5. Database (SQLite)

The database manages image metadata and application data:

  • Tables:
    • Images: File paths, timestamps, and other image-related metadata.
    • Categories: Many-to-many relationships between images and categories.
    • Albums: Collections of images created by users.
    • Models: Track the classifiers used for categorising images.
  • Data Integrity:
    • The database is mounted as a file accessible only by the backend container.
    • Excluded from version control to ensure privacy.

6. Message Queue (MQ)

The application will use a message queue to facilitate communication between the Go backend and the Python ML container.
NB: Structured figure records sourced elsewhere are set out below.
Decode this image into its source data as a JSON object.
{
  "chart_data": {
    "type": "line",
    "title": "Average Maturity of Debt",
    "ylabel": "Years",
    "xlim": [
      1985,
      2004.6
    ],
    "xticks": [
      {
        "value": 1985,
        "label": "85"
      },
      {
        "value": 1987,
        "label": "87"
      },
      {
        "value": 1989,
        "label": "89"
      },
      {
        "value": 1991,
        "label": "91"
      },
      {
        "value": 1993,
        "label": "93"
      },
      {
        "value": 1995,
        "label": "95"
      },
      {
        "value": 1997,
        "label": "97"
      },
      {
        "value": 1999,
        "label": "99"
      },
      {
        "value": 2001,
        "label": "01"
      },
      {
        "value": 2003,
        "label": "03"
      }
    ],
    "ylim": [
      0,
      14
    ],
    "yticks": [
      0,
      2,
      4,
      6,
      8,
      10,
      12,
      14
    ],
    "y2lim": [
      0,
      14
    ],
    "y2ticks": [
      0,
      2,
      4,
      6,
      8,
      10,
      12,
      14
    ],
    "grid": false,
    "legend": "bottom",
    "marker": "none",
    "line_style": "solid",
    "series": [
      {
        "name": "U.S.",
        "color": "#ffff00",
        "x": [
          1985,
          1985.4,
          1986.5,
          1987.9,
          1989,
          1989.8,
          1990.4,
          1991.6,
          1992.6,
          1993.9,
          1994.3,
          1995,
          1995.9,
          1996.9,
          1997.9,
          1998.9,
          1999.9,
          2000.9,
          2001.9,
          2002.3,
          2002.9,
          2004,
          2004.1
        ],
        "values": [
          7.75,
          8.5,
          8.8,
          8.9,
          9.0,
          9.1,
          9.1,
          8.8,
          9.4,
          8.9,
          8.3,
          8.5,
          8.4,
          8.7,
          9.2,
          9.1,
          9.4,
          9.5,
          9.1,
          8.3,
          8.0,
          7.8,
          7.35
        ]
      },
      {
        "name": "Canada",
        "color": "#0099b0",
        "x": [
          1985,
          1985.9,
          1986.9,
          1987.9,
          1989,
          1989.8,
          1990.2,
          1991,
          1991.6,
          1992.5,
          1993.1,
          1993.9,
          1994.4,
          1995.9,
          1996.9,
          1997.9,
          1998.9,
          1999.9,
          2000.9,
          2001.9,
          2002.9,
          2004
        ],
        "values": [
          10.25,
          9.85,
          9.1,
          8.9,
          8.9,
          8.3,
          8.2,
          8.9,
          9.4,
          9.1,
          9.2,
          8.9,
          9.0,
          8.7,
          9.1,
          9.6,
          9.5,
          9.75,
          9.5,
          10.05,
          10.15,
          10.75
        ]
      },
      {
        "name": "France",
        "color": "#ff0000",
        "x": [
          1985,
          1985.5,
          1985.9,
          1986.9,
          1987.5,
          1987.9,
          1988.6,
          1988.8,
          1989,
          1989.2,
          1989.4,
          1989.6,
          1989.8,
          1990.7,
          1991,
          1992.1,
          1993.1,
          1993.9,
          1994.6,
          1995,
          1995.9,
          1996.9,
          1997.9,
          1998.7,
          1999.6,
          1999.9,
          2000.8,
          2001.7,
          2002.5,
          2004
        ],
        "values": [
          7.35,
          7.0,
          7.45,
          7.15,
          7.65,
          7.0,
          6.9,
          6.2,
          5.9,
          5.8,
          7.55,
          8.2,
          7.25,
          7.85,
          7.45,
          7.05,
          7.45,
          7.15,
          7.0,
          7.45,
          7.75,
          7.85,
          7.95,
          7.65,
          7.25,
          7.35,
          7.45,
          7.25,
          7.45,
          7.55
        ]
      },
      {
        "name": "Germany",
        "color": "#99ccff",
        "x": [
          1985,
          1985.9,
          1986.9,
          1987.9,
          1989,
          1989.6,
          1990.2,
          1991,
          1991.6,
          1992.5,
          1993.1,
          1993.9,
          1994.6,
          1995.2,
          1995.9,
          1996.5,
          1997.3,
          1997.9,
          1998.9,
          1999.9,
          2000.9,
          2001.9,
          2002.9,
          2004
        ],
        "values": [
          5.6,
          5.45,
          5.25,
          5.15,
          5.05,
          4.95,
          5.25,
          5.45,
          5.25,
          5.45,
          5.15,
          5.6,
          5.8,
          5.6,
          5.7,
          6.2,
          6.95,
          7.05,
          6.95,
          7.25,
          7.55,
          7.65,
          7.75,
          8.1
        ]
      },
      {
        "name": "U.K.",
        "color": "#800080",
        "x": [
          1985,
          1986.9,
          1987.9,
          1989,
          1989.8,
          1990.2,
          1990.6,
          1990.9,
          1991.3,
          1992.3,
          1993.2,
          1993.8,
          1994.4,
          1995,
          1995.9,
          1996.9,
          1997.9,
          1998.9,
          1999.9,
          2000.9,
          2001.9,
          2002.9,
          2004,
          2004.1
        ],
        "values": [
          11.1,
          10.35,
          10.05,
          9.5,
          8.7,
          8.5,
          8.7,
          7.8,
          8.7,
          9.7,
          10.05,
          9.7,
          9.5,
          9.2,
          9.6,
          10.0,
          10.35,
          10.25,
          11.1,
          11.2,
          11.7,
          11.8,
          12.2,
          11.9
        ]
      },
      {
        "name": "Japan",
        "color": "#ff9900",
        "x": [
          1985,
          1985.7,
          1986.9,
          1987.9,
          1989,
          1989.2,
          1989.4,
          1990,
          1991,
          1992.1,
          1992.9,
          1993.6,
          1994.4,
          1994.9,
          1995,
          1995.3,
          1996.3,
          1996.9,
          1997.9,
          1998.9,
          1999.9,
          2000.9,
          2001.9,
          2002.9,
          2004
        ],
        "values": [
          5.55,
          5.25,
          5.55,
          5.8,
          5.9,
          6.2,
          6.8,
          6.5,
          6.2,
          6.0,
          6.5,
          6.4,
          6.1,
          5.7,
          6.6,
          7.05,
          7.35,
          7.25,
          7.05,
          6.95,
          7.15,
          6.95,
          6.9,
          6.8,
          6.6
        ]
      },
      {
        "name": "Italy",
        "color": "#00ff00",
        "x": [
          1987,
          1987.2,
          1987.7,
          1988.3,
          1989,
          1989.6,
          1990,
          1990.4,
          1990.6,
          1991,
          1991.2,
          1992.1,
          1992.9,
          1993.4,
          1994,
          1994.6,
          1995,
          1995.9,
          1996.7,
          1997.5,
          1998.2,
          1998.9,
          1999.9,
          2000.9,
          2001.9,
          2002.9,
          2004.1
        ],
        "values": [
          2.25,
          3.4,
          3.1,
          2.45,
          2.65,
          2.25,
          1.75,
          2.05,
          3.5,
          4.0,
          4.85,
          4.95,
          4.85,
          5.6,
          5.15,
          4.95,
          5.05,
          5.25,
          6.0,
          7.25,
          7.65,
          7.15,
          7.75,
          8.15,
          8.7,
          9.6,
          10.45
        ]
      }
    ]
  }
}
Key points:

  • Choice of MQ: RabbitMQ is chosen for its reliability and robust support for task queuing.
  • Purpose:
    • The Go backend sends image classification tasks to the Python container through the MQ.
    • The Python container processes the tasks, classifies the images, and sends the results back to the MQ.
    • The Go backend retrieves the results from the MQ and persists them in the SQLite database.
  • Scalability: This design supports asynchronous processing and can scale to handle large batches of images efficiently.

Workflow

  1. Image Viewing: The user views all images in the photo directory through the frontend.
  2. Metadata Management: The backend fetches and serves metadata to the frontend from the SQLite database.
  3. Image Classification:
    • The Go CLI triggers the ML service, passing image paths via the message queue.
    • The ML service classifies the images and updates the database with categories.
  4. Album Management: Users create and manage albums through the frontend, with changes reflected in the database.

Goals

  • Local-only deployment for privacy and security.
  • Scalability to handle ~15,000 images.
  • GPU-accelerated classification for efficient batch processing.